|Reading 1||Response||Reading 2||Gospel|
|Zec 9:9-10||Ps 145:1-2, 8-9, 10-11, 13-14||Rom 8:9, 11-13||Mt 11:25-30|
Jesus’ invitation to everyone
In Ordinary time the Lectionary invites RCIA participants and the believing community to hear and to reflect on Jesus’ teachings from his everyday ministry. This week’s readings focus on Jesus and his invitation to come to him.
In the first reading, Zechariah describes a just and humble savior who arrives riding on a donkey (Gn 49:11; Jgs 5:10; 10:4). The evangelists (Mt 21:4-5; Jn 12:14-15) apply this prophecy to Jesus’ entry into Jerusalem. The Lectionary editors chose this reading to match today’s gospel in which Jesus describes himself as “meek and humble of heart.”
In the second reading’s letter to the Romans, Paul uses a Jewish concept to describe the human condition. The Greek word σάρξ (SARKS), here translated as “flesh,” also means “the body” or “humanness” itself. Jewish people understood this word to mean “the whole human person.” In the same way, the Greek word πνεῦμα (pNYOO-mah) means both “spirit” as well as “God’s animating force that makes someone alive.” Paul, a Jew, understands that the body (σάρξ) is subject to sin and death, while the spirit (πνεῦμα) is our connection to God. To live only in the flesh or the body (σάρξ) is a death sentence; but to live in the spirit (πνεῦμα) supersedes death and gives us eternal life.
In the gospel, Matthew’s chapters 11 and 12 report the growing opposition to Jesus, focusing on disputes about faith and discipleship. Today’s reading from chapter 11 has two parts: Jesus’ relationship with his Father, and Jesus’ invitation to come to him.
- Relationship of Father and Son. Jesus again describes his special relationship to the Father, and promises to share this relationship with everyone. The Father has hidden the kingdom’s revelation from the learned (the Pharisees) because they rejected Jesus’ teaching. The childlike (literally “infants”) hear Jesus’ message; Jesus reveals God’s kingdom to them. What the Father handed over to the Son, the Son reveals to those whom he wishes.

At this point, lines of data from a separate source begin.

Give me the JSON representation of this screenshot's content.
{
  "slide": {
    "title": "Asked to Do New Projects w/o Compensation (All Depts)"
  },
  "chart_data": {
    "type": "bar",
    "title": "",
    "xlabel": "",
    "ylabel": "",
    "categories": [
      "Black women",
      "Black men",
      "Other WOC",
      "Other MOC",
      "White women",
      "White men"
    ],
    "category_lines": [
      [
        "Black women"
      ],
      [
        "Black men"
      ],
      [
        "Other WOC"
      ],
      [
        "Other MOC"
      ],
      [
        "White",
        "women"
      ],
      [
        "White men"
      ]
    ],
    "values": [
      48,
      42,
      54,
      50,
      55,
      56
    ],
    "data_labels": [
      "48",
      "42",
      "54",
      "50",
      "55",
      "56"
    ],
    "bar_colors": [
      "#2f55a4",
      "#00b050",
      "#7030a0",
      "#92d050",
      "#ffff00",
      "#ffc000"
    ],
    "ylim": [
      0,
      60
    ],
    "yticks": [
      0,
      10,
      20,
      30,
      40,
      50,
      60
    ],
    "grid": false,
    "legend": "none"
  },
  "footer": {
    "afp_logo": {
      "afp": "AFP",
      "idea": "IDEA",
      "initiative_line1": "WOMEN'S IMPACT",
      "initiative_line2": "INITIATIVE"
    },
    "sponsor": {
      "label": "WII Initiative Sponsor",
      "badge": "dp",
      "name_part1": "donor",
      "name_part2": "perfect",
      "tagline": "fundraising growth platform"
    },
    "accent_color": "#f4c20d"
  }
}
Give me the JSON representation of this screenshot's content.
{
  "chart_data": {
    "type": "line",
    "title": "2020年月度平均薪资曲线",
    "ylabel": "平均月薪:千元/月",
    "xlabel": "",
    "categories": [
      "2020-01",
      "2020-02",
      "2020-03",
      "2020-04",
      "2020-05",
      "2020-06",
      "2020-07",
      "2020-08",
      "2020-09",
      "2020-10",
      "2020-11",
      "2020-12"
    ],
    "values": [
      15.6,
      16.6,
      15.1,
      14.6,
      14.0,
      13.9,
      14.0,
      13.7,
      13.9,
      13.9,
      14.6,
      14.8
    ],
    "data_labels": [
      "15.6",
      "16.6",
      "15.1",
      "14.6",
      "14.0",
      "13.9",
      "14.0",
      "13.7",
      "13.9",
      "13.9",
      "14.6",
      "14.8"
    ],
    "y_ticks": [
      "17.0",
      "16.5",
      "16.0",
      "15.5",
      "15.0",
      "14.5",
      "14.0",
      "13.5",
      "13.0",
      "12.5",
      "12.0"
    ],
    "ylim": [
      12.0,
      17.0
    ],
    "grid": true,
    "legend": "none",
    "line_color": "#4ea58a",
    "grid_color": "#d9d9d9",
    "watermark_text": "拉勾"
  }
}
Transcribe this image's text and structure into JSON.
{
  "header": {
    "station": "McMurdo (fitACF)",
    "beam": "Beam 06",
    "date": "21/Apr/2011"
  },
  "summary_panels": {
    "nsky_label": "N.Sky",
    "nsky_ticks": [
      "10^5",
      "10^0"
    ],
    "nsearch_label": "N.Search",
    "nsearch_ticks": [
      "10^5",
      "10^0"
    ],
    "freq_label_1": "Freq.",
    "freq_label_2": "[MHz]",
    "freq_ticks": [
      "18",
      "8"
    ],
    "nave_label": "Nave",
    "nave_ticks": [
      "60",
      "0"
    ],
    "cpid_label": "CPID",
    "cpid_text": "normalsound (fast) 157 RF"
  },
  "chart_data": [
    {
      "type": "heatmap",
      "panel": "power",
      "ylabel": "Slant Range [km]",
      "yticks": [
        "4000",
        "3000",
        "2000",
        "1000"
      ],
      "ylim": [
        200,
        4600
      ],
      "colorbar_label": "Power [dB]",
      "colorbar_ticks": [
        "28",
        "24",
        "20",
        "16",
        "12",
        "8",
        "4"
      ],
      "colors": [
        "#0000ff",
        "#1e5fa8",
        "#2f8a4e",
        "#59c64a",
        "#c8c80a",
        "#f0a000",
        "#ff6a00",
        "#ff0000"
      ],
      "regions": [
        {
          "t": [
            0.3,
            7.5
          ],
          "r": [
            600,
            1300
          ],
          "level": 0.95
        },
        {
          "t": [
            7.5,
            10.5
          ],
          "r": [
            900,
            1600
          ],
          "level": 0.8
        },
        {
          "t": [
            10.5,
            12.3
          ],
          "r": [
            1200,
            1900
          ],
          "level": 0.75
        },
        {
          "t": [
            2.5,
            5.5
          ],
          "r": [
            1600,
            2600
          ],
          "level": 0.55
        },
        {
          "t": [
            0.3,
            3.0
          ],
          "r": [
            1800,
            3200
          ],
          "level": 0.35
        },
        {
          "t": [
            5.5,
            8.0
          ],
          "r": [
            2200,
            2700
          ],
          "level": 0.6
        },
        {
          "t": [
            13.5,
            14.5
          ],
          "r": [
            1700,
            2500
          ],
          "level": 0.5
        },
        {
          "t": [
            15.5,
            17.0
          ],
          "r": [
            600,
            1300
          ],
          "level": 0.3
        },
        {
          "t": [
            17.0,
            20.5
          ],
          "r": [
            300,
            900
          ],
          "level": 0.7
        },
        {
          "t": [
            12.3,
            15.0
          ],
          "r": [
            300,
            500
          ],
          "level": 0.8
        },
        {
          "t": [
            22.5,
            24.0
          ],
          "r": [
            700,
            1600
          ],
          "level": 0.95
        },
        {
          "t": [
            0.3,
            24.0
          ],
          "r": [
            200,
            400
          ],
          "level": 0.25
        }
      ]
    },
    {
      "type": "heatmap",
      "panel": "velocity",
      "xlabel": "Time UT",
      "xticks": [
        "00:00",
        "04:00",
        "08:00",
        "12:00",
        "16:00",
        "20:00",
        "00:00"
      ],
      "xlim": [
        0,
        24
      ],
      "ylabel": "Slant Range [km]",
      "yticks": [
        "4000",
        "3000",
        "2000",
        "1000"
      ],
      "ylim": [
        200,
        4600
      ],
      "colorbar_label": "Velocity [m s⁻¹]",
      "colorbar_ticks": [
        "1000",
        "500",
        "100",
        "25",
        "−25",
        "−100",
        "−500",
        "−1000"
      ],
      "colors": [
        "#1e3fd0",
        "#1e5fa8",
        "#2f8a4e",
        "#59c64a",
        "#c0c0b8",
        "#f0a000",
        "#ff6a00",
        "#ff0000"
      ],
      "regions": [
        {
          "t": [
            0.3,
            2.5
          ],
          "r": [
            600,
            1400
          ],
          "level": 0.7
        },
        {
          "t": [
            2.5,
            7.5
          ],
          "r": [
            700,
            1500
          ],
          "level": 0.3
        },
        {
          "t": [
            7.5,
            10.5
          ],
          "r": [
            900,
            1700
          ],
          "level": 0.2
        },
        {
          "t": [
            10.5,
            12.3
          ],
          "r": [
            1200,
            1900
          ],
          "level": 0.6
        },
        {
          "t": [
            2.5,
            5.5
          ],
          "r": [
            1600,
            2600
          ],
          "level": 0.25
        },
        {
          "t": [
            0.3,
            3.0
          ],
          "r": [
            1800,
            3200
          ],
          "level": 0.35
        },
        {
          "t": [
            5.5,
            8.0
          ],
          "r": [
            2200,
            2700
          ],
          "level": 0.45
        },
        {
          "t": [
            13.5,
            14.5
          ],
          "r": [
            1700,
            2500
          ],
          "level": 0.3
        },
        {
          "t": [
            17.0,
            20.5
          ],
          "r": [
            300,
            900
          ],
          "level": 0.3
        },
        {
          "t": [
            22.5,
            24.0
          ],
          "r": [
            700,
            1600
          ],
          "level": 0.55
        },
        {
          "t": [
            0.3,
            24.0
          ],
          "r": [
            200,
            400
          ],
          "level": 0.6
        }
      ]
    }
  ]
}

- Invitation to discipleship. Jesus closes his teachings with a call for disciples. In Hebrew scripture and its rabbinic interpretation, a yoke is a metaphor for religious instruction. The Pharisees’ yoke consisted of 613 commandments. Jesus’ yoke consisted of his teachings and his way of life. In his invitation, Jesus emphasizes that discipleship is not effortless, but it is achievable. He promises that those who take on the work of bringing God’s kingdom will have rest.
Today’s readings ask the believing community to examine our discipleship. In baptism we accepted Jesus’ invitation to follow him. Discipleship requires work; the disciple’s work is to bring God’s kingdom. Jesus teaches his disciples to bring God’s kingdom with humility. Have we learned the ways of God’s kingdom, or do we preach our own kingdom? Do we bring God’s kingdom to everyone through humble service to others, or do we bring our own kingdom to only the ones we choose?